With help from NEA funding, one way in which D-Rev shares its work is through impact dashboards, which give an in-depth, qualitative look at how a particular product has affected its target audience. For example, a quick glance at the dashboard for Brilliance shows that nearly 28,000 newborns have been treated with the device, preventing more than 550 deaths. Donaldson considers this transparency a crucial part of the company’s practice. “You have to put yourself out there and say this is a solution and we’re going to measure how well we think we are solving that problem and use it as a tool to iterate the product or iterate the approach.” The dashboards invite the greater design community to not only replicate D-Rev’s processes, but also to innovate traditional design tools to solve their own design challenges in other areas of practice.
Donaldson hopes that the dashboards, as well as other deep content on the D-Rev website, also help to educate non-designers about the field and change the media conversation. “We disseminate a lot of our findings and I feel like there is a gap in the knowledge of product design even here in the U.S. For example, media stories tend to tell the same story and they focus very much on the product and they tend to forget focusing on the impact.”
In addition to inspiring current practitioners, D-Rev also aspires to reach the next generation of designers.

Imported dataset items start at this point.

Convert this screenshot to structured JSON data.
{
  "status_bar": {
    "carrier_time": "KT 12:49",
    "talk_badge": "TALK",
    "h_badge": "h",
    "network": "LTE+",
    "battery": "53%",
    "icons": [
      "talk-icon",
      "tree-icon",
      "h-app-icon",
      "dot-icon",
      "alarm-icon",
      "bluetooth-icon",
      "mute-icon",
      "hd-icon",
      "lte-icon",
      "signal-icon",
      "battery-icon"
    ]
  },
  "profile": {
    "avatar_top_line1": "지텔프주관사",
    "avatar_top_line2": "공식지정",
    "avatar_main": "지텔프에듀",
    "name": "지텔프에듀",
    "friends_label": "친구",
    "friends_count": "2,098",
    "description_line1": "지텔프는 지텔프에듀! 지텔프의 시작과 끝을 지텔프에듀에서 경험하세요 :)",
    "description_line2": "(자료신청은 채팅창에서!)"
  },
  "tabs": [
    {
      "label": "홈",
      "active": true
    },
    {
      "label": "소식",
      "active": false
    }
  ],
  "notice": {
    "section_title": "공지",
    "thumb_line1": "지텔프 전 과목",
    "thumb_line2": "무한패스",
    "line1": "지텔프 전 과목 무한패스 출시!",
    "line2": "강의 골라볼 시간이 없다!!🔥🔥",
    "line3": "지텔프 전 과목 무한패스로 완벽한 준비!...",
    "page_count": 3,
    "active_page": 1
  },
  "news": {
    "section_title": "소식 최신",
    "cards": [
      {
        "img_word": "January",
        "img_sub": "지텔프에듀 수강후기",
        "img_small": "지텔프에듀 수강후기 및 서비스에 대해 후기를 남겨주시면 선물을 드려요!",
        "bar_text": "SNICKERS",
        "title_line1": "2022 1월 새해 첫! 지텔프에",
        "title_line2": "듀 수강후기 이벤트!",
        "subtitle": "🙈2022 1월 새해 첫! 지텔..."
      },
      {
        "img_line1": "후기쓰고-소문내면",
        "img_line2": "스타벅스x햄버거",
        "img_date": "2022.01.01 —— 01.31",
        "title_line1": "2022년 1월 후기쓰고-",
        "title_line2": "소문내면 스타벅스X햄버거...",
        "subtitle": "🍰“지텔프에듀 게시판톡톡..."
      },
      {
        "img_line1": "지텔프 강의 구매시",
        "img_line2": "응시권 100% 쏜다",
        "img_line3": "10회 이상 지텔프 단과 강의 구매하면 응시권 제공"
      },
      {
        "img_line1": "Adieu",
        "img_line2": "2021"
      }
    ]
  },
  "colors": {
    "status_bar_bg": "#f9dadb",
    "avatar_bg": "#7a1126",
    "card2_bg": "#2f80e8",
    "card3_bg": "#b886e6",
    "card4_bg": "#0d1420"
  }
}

Donaldson said their mission is to teach youth that “design is very powerful for solving all sorts of problems.” The company currently works with youth from a nearby neighborhood center, teaching them the principles of design and ultimately encouraging them to consider design careers.
“I feel very passionately about diversifying the design community because I do feel we look quite a lot alike or for the most part tend to be white upper-middle class,” said Donaldson. “We’re not going to have greater diversity and design if we just leave youth out.”